Era ridículo, pero increíblemente dulce, que aquellas personas dedicaran tanta energía a intentar comprenderme. La respuesta: no me gustan las cerezas.
Llegadas las once y media, la comisaría era un hervidero de ruidos. Teléfonos sonando, gente gritando de un extremo a otro de la habitación. Una mujer cuyo nombre nunca llegué a oír y cuya presencia solo había registrado como una charlatana mata de pelo, se hizo notar de repente a mi lado. No tenía ni idea de cuánto tiempo llevaba allí.
—… y el objetivo principal de todo esto, Nick, es que el público empiece a buscar a Amy y sepa que tiene una familia que la ama y que quiere que vuelva. Tiene que hacerse de manera muy controlada.
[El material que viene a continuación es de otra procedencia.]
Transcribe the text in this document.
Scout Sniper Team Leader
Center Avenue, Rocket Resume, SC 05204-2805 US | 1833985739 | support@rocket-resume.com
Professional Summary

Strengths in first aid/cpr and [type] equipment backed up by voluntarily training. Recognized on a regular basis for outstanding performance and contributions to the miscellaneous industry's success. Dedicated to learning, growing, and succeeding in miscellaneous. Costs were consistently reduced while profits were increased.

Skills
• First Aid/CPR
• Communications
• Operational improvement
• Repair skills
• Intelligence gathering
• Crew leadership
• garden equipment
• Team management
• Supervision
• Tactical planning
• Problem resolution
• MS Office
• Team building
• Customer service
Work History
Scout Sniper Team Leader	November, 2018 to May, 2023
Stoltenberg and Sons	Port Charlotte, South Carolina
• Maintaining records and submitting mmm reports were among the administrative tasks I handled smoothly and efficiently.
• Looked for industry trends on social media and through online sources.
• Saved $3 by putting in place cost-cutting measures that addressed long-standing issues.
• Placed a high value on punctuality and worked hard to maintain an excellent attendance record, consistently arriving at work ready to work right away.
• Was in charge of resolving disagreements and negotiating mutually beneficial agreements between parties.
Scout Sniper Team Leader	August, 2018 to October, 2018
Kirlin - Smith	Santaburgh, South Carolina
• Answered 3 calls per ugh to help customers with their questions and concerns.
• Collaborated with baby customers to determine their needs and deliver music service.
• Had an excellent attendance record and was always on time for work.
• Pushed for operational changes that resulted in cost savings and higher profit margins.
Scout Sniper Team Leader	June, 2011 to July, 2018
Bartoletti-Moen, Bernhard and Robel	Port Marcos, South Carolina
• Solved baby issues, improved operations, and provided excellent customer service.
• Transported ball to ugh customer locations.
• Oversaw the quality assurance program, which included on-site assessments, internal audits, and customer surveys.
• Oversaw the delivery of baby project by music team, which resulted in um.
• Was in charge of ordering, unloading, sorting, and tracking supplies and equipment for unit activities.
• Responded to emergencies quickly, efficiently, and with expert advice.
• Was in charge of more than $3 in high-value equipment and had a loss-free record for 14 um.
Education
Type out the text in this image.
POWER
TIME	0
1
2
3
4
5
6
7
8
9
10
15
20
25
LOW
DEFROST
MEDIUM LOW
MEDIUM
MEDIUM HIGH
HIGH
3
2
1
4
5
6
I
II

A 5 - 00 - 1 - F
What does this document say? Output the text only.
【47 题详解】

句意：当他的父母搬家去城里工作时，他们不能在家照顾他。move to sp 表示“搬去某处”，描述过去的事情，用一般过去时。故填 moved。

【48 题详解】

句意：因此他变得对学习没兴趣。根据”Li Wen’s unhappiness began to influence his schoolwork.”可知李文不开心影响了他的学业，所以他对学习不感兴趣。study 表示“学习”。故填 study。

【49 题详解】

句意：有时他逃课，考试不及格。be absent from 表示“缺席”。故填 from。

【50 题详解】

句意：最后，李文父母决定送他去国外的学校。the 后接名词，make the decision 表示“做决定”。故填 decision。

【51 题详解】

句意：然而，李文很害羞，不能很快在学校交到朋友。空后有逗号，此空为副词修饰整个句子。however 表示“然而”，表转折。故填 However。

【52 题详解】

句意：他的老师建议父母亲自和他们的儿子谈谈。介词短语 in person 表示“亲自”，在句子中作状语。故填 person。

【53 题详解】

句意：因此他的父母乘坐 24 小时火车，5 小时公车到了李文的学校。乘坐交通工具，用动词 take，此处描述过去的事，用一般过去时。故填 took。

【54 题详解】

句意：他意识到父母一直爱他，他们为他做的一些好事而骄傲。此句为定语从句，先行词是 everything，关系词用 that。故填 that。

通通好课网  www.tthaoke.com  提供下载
Nick, va usted a necesitar… ¿Nick?
—¿Sí?
—El público va a querer oír una breve declaración del marido.
Desde el otro lado de la estancia, Go se dirigía apresuradamente hacia mí. Me había dejado en la comisaría, después había ido treinta minutos a El Bar para encargarse de cosas propias de bar y ahora había regresado, comportándose como si me hubiera abandonado una semana, zigzagueando entre escritorios, ignorando al joven agente que evidentemente le había sido asignado para conducirla hasta mí de manera ordenada, silenciosa y digna.
—¿Todo bien por ahora? —dijo Go agarrándome con un solo brazo, un abrazo de tío. Los hijos de los Dunne no son muy duchos a la hora de abrazar. El pulgar de Go cayó sobre mi pezón derecho—. Ojalá mamá estuviera aquí —susurró, precisamente lo mismo que había estado pensando yo—. ¿Ninguna noticia? —preguntó al separarse.
—Nada, no sabemos un carajo…
—Tienes pinta de sentirte mal.
—Me siento como una puta mierda.
Estaba a punto de decir lo idiota que era por no haberle hecho caso con lo del alcohol cuando ella se me adelantó.
—Yo también me hubiera acabado la botella —dijo, palmeándome la espalda.
—Casi vamos a empezar —dijo la relaciones públicas, apareciendo de nuevo mágicamente—. Para ser el fin de semana del 4 de Julio, no hemos tenido una mala concurrencia.
Empezó a pastorearnos hacia una espantosa sala de conferencias (persianas de aluminio, sillas plegables y una nidada de periodistas aburridos) y nos hizo subir al estrado. Me sentí como un conferenciante de tercera en una convención mediocre, vestido con mi conjunto de empresario informal, dirigiéndome a una audiencia absorta de individuos con jet lag que soñaban despiertos con lo que iban a pedir para comer. Pero noté que los periodistas se animaban en cuanto me echaron un vistazo (digámoslo: un tipo joven de aspecto decente) y después la relaciones públicas colocó una impresión en cartón pluma sobre un atril cercano que resultó ser una foto ampliada de Amy en todo su esplendor, aquel rostro que te hacía mirar dos veces: «Es imposible que sea tan atractiva, ¿verdad?». Era posible, era así de atractiva, y me quedé contemplando la foto de mi esposa mientras las cámaras sacaban instantáneas mías contemplando la foto. Me acordé del día que me reencontré con ella en Nueva York: solo podía ver el pelo rubio, la nuca, pero supe que era ella y supe que era una señal. ¿Cuántos millones de cabezas habría visto en mi vida? Pero supe que aquel hermoso cráneo era el de Amy, flotando Séptima Avenida abajo por delante de mí. Supe que era ella y que acabaríamos juntos.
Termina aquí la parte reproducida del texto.